Já vivemos em estado de calamidade pública. Oficialmente, desde esta quarta-feira, quando a Câmara aprovou pedido do Planalto para decretá-la, diante da escalada da disseminação provocada pelo coronavírus – e de um monstruoso impacto econômico. Na prática, porém, vivemos em calamidade desde que o capitão Bolsonaro tomou posse, com sua verborragia contagiante.

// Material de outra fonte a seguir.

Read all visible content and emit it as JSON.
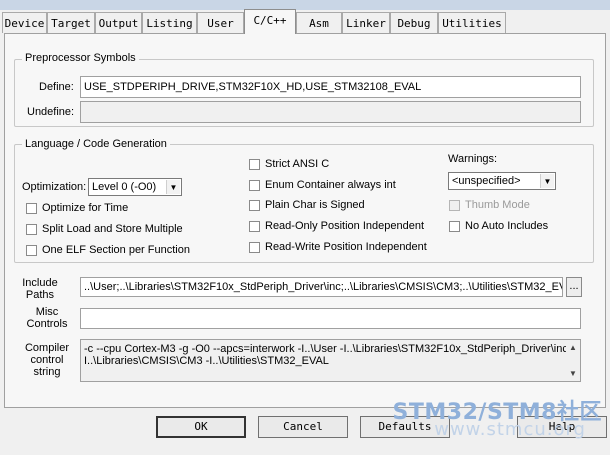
{
  "tabs": [
    {
      "label": "Device"
    },
    {
      "label": "Target"
    },
    {
      "label": "Output"
    },
    {
      "label": "Listing"
    },
    {
      "label": "User"
    },
    {
      "label": "C/C++"
    },
    {
      "label": "Asm"
    },
    {
      "label": "Linker"
    },
    {
      "label": "Debug"
    },
    {
      "label": "Utilities"
    }
  ],
  "preprocessor": {
    "title": "Preprocessor Symbols",
    "define_label": "Define:",
    "define_value": "USE_STDPERIPH_DRIVE,STM32F10X_HD,USE_STM32108_EVAL",
    "undefine_label": "Undefine:",
    "undefine_value": ""
  },
  "language": {
    "title": "Language / Code Generation",
    "optimization_label": "Optimization:",
    "optimization_value": "Level 0 (-O0)",
    "warnings_label": "Warnings:",
    "warnings_value": "<unspecified>",
    "checkboxes": {
      "optimize_time": {
        "label": "Optimize for Time",
        "checked": false
      },
      "split_load": {
        "label": "Split Load and Store Multiple",
        "checked": false
      },
      "one_elf": {
        "label": "One ELF Section per Function",
        "checked": false
      },
      "strict_ansi": {
        "label": "Strict ANSI C",
        "checked": false
      },
      "enum_container": {
        "label": "Enum Container always int",
        "checked": false
      },
      "plain_char": {
        "label": "Plain Char is Signed",
        "checked": false
      },
      "readonly_pos": {
        "label": "Read-Only Position Independent",
        "checked": false
      },
      "readwrite_pos": {
        "label": "Read-Write Position Independent",
        "checked": false
      },
      "thumb_mode": {
        "label": "Thumb Mode",
        "checked": false
      },
      "no_auto_includes": {
        "label": "No Auto Includes",
        "checked": false
      }
    }
  },
  "include_paths": {
    "label_line1": "Include",
    "label_line2": "Paths",
    "value": "..\\User;..\\Libraries\\STM32F10x_StdPeriph_Driver\\inc;..\\Libraries\\CMSIS\\CM3;..\\Utilities\\STM32_EV",
    "browse_label": "..."
  },
  "misc_controls": {
    "label_line1": "Misc",
    "label_line2": "Controls",
    "value": ""
  },
  "compiler_string": {
    "label_line1": "Compiler",
    "label_line2": "control",
    "label_line3": "string",
    "line1": "-c --cpu Cortex-M3 -g -O0 --apcs=interwork -I..\\User -I..\\Libraries\\STM32F10x_StdPeriph_Driver\\inc -",
    "line2": "I..\\Libraries\\CMSIS\\CM3 -I..\\Utilities\\STM32_EVAL"
  },
  "buttons": {
    "ok": "OK",
    "cancel": "Cancel",
    "defaults": "Defaults",
    "help": "Help"
  },
  "watermark": {
    "line1": "STM32/STM8社区",
    "line2": "www.stmcu.org"
  }
}
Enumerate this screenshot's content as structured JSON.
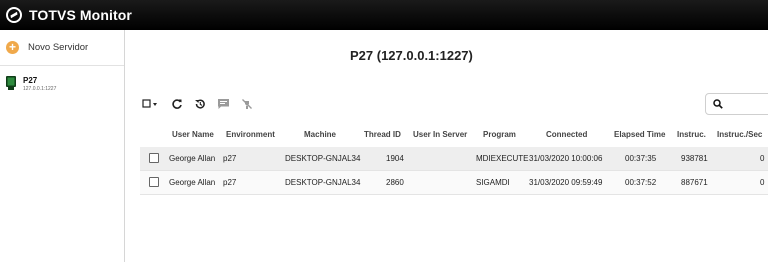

Se há um top 5 da piada pronta, essa ilustra bem o país atual.

Matéria ainda sendo votada na Câmara e Bolsonaro convoca coletiva de imprensa. Para quê? Bom, além de anunciar o projeto, Bolsonaro pretensamente postou-se para falar à sociedade sobre a gravidade do momento. E tentou passar a ideia sintonia entre os três poderes no combate à pandemia – tentou até porque Davi Alcolumbre, outro testado positivo pelo coronavírus, e Rodrigo Maia, em sessão na Câmara, estiveram ausentes.

Para isso apareceu com máscara cirúrgica, seguido pelos outros nove ministros à mesa. A justificativa oficial foi de que o ministro de Minas e Energia, Bento Albuquerque havia contraído o vírus – outro que embarcou na comitiva presidencial pra os Estados Unidos –e com quem parte dos presentes havia se encontrado na véspera.

Mas o capitão apressou-se em dizer que não descumpriria “qualquer orientação sanitária por parte do senhor ministro da saúde. Eu dou o exemplo”, disse, sob a máscara, o que fez com que a fala, sublinhada pelo adereço, adquirisse um genuíno tom farsesco.

Confrontado pelos jornalistas, o capitão defendeu-se das críticas por ter estimulado e participado das manifestações de domingo, apelando para o seu aguçado senso populista. “Estive ao lado do povo sabendo dos riscos que eu corria. Mas nunca abandonarei o povo brasileiro, para o qual eu devo lealdade absoluta.”

Desfiando sua habitual fala desconexa, Bolsonaro disse que o “sinal amarelo” da ameaça do Covid19 acendeu para o governo desde a repatriação dos brasileiros da China (que ele relutou em liberar) e admitiu a extensão e os impactos da doença, para em seguida dizer que ainda enxergava uma histeria na divulgação do mal – para sobressalto de Mandetta que estava a seu lado. De quebra, cotejou os panelaços da véspera (contra e a favor), para convocar suas milícias para uma nova rodada daí a algumas horas.